Tiago afirmou que a morte de Mara Rúbia causou uma comoção nele, mesmo não tendo a conhecido, mas simplesmente pelo fato de serem colegas de profissão. “O medo fica ainda maior depois da morte dessa técnica de enfermagem em Porto Alegre. Medo de que a situação de outros países se repita aqui, onde os profissionais da saúde morreram e estão morrendo em peso por causa da covid. Nós já não temos muitos profissionais disponíveis e os que têm, já estão adoecendo e morrendo.

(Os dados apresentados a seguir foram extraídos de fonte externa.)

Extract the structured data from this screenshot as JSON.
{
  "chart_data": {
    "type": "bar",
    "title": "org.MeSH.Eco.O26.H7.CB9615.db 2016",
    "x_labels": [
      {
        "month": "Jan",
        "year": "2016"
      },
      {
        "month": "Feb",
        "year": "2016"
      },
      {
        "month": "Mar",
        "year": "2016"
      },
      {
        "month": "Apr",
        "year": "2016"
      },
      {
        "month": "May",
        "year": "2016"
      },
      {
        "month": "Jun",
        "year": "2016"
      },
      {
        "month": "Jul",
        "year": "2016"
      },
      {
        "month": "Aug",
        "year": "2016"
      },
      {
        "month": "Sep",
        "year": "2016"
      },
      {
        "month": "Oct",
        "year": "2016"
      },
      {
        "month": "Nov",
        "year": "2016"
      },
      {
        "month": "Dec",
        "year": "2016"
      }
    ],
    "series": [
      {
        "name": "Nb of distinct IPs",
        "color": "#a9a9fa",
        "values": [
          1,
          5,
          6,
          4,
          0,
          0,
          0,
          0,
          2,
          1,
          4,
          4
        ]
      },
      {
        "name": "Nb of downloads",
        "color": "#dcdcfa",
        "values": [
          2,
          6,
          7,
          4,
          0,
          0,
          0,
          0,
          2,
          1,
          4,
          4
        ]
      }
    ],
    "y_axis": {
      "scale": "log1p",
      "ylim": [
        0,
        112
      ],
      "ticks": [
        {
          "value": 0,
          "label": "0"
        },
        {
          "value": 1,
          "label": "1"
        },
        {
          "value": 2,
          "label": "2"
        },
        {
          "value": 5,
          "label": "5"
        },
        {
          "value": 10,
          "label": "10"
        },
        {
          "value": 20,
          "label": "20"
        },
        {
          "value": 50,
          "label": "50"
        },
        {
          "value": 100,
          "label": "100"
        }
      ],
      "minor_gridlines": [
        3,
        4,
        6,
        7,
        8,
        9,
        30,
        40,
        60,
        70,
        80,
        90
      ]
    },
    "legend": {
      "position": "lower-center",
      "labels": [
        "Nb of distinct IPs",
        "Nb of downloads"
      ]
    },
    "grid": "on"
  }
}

É bem triste e séria situação”, lamentou o enfermeiro. “Não nego que muitas vezes já sucumbi e chorei pelos cantos porque o estresse é grande e chega uma hora que não dá para suportar. Ainda mais quando tu começa a processar tudo o que está acontecendo e tantas vidas que vêm sendo perdidas a cada dia, além das outras doenças que já existiam e que são tão letais quanto a covid. Os EPIs também doem, machucam, deixam marcas... Mas as dores maiores são as das perdas pela covid, que estão cada dia acontecendo mais e muita gente não crê”, continuou.  

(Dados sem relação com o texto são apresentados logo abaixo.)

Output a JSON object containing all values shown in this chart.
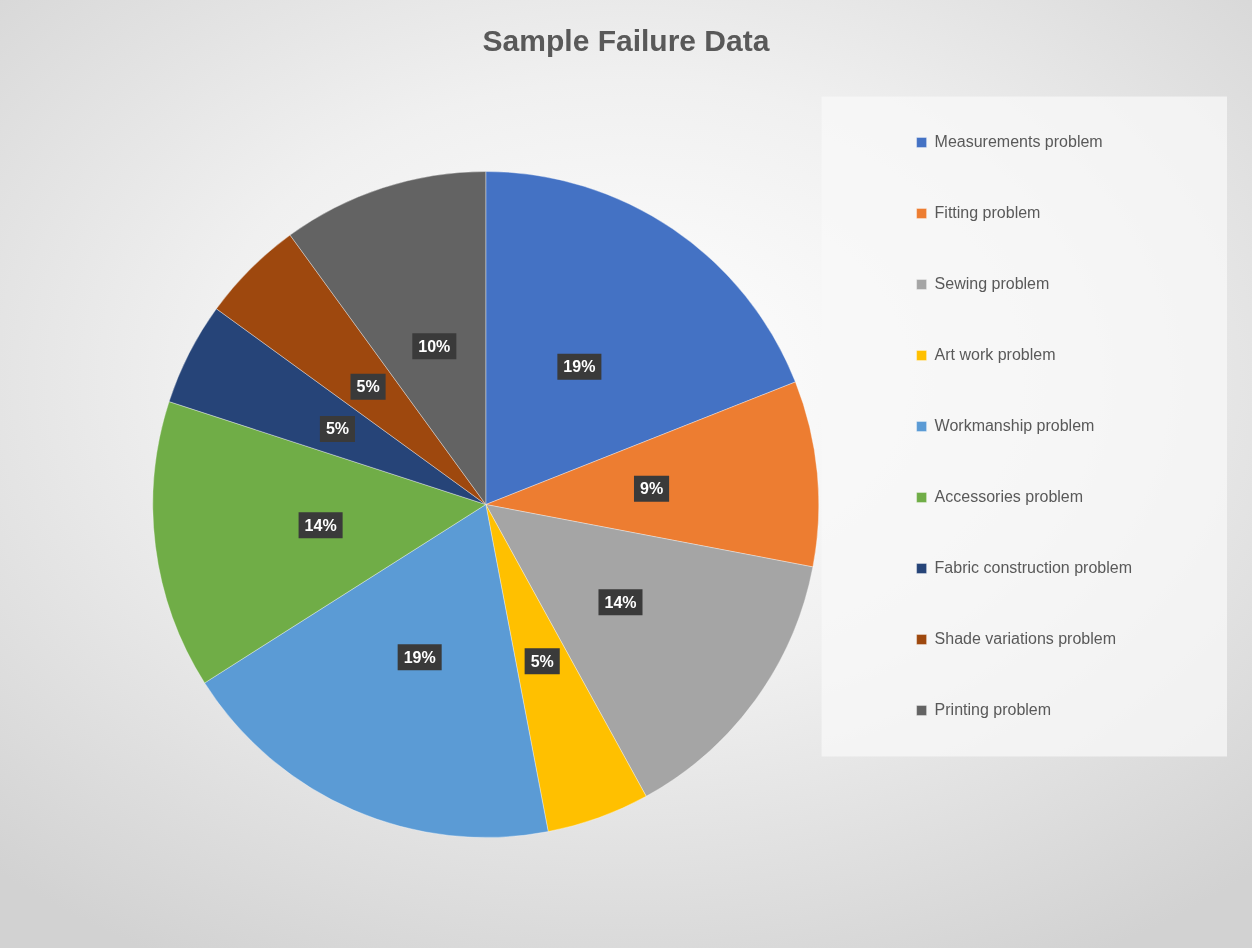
{
  "chart_data": {
    "type": "pie",
    "title": "Sample Failure Data",
    "categories": [
      "Measurements problem",
      "Fitting problem",
      "Sewing problem",
      "Art work problem",
      "Workmanship problem",
      "Accessories problem",
      "Fabric construction problem",
      "Shade variations problem",
      "Printing problem"
    ],
    "values": [
      19,
      9,
      14,
      5,
      19,
      14,
      5,
      5,
      10
    ],
    "colors": [
      "#4472c4",
      "#ed7d31",
      "#a5a5a5",
      "#ffc000",
      "#5b9bd5",
      "#70ad47",
      "#264478",
      "#9e480e",
      "#636363"
    ],
    "value_labels": [
      "19%",
      "9%",
      "14%",
      "5%",
      "19%",
      "14%",
      "5%",
      "5%",
      "10%"
    ],
    "legend": "right"
  }
}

Reprodução / Arquivo pessoal

Tiago se intitula como forte defensor do SUS. Para ele, a saúde pública no Brasil é bem estruturada, o problema é que faltam recursos para mantê-la funcionando bem. “O SUS é ótimo. Vou sempre defendê-lo. Temos ótimos profissionais e o mecanismo é forte. Sempre recomendo que todo mundo seja atendido pelo SUS porque estarão em ótimas mãos. Nosso ponto negativo é a falta de material para trabalhar e o lento processo burocrático para conseguirmos. A falta de EPIs, principalmente nessa época da pandemia, é um dos piores problemas. Estamos sem muitos no HE. O que está nos salvando são as máscaras de acrílico que podemos higienizar e reutilizar. Daí, elas dão uma durabilidade de mais horas para as N95. Aventais também estão em falta. Aí, imagina trabalhar sem muitos equipamentos de proteção individual?! Lógico que vamos adoecer e vamos ficar com o número de profissionais disponíveis bem reduzido”, comentou o enfermeiro. 

No entanto, Tiago demonstra contentamento com a mobilização da comunidade e com os estudos acerca da pandemia que surgiram em Pelotas. “As pessoas têm colaborado bastante com a fabricação de máscaras caseiras, deixando as profissionais mais para uso nosso, e doando. O Instituto Federal Sul-rio-grandense (IFSul) também tem colaborado bastante com essa produção, além de ter se unido à Universidade Católica (UCPel) e à Universidade Federal (UFPel) no estudo inédito e testagem da população para medir a incidência da covid no Rio Grande do Sul. Isso está auxiliando o governador (Eduardo Leite) a tomar a série de decisões que vêm tomando para desacelerar o contágio e tem surtido efeito. Fico bastante contente”, afirmou. 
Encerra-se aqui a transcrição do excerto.